Two people who have been briefed on the talks said Saturday that bargainers reported progress toward an agreement on the linchpin of the talks, GM funding a union-run trust that would take over much of the company's $51 billion unfunded obligation to pay health care costs for retirees.
The people, who requested anonymity because the talks are private, said they were told negotiators are optimistic a tentative deal could be reached as early as Sunday or Monday. Any agreement would have to be ratified by GM's 73,000 UAW members.
GM spokesman Tom Wickham said the talks began midmorning Saturday, recessed Saturday evening and resumed Sunday morning. He would not comment on a potential agreement. UAW spokesman Roger Kerson also declined to comment.
The UAW picked GM as the lead company and potential strike target, so Ford Motor and Chrysler would likely match many of the terms of GM's agreement.
One of the people briefed on the talks said early Saturday the two sides had not agreed on how much GM would have to kick into the trust, called a Voluntary Employees Beneficiary Association or VEBA. Neither person knew if that had changed by late Saturday afternoon.

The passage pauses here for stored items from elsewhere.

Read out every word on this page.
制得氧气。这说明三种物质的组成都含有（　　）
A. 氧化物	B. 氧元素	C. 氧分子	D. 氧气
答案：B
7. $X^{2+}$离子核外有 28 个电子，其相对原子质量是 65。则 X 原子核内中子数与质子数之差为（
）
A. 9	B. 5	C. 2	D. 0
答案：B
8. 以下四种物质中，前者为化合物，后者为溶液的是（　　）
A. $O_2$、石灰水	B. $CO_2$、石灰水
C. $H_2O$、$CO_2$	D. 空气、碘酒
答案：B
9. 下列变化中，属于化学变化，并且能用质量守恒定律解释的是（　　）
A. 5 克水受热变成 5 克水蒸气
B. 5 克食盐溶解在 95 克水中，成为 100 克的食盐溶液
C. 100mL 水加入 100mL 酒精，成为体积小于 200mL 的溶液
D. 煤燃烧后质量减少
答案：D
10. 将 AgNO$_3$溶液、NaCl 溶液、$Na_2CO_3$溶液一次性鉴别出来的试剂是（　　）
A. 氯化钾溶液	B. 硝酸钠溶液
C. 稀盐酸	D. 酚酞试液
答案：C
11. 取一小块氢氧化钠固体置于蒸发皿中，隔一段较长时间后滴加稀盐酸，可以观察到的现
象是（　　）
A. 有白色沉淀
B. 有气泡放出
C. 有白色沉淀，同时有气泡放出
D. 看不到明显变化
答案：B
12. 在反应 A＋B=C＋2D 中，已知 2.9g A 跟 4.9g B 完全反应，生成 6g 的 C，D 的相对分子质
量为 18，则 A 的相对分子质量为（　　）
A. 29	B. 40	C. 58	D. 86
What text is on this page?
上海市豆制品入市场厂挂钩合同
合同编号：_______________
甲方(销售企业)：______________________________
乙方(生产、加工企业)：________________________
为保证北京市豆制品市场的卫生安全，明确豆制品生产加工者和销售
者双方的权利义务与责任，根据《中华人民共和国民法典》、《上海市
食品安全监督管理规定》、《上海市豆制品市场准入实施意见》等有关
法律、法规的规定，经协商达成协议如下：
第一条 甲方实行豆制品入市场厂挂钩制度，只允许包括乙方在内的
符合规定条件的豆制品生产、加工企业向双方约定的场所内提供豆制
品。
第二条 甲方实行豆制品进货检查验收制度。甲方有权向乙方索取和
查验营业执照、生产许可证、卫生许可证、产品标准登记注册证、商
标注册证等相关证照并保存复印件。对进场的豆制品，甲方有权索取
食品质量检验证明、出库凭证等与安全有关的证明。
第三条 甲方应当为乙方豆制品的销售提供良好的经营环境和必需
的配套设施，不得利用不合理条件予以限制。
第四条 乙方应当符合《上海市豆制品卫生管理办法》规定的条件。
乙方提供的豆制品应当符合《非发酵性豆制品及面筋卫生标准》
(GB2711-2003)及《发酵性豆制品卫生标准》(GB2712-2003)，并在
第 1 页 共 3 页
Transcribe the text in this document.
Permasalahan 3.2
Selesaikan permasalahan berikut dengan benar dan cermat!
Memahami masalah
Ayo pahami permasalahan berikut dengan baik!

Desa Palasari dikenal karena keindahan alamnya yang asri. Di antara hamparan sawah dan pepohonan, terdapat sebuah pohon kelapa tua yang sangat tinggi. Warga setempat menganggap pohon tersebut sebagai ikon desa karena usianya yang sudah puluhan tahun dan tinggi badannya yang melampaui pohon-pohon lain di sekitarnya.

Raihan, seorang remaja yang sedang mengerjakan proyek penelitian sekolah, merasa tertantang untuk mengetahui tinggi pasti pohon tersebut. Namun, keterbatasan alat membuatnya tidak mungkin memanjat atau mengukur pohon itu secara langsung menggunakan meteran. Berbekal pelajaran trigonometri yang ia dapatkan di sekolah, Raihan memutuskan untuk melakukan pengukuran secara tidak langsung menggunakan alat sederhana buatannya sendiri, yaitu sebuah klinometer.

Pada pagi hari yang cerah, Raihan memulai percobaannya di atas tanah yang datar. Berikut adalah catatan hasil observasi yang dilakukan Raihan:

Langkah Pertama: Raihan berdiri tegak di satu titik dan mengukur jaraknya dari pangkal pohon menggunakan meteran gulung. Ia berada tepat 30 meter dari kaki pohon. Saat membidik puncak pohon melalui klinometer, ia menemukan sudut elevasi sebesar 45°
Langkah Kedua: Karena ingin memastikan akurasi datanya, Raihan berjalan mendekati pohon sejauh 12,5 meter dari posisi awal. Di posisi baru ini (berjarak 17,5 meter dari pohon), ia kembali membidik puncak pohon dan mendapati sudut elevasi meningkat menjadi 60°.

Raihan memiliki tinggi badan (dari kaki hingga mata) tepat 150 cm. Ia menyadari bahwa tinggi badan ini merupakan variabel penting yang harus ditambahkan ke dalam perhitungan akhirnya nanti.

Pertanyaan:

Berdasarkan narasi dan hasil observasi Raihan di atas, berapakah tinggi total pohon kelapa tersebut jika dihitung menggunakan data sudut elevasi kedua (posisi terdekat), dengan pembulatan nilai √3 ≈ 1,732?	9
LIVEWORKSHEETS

"They said they were real close," one of the people said.
Erich Merkle, vice president of auto industry forecasting for consulting company IRN Inc. in Grand Rapids, said the trust fund is important to closing the U.S. automakers' labor cost gap with their Japanese competitors. The Detroit Three say the gap is about a $25 per hour including wages, benefits and retiree health care costs.
But an agreement on the trust alone isn't enough for the company because competitive disparities remain in areas other than retiree health care, Merkle said.
The U.S. companies still pay workers most of their salaries when they are laid off, and they still in many cases pay UAW wages and benefits for janitorial, landscaping and cafeteria workers, items that Japanese automakers contract out for less money, Merkle said.
"The market just isn't going to support inefficiencies. Either the UAW, they can pick up health care and they can help GM out here, or they can let the market take care of things later," Merkle said. "When the market corrects the situation, it's going to be brutal. It's a bankruptcy situation."
GM, which has about 540,000 UAW retirees and spouses, badly wants to pay the union to form the VEBA to get the health care liabilities off its books. The UAW is seeking guarantees of new vehicles to be built in U.S. plants in exchange.
The structure of the trust and how the company would make its contributions is incredibly complex, said one of the people who had been briefed on the talks. Analysts say the contributions could be made in cash or stock.
Bargainers recently have been focused on other economic issues that hinge on the trust including pensions, wages, profit sharing, and who manufactures company parts, one of the people briefed on the talks said.
The talks have gone more than a week beyond the original deadline, but the union has extended its contract with GM hour by hour since the pact was set to expire at midnight Sept. 14.
Negotiators have settled noneconomic issues such as grievance procedures, according to the people who were briefed on the talks.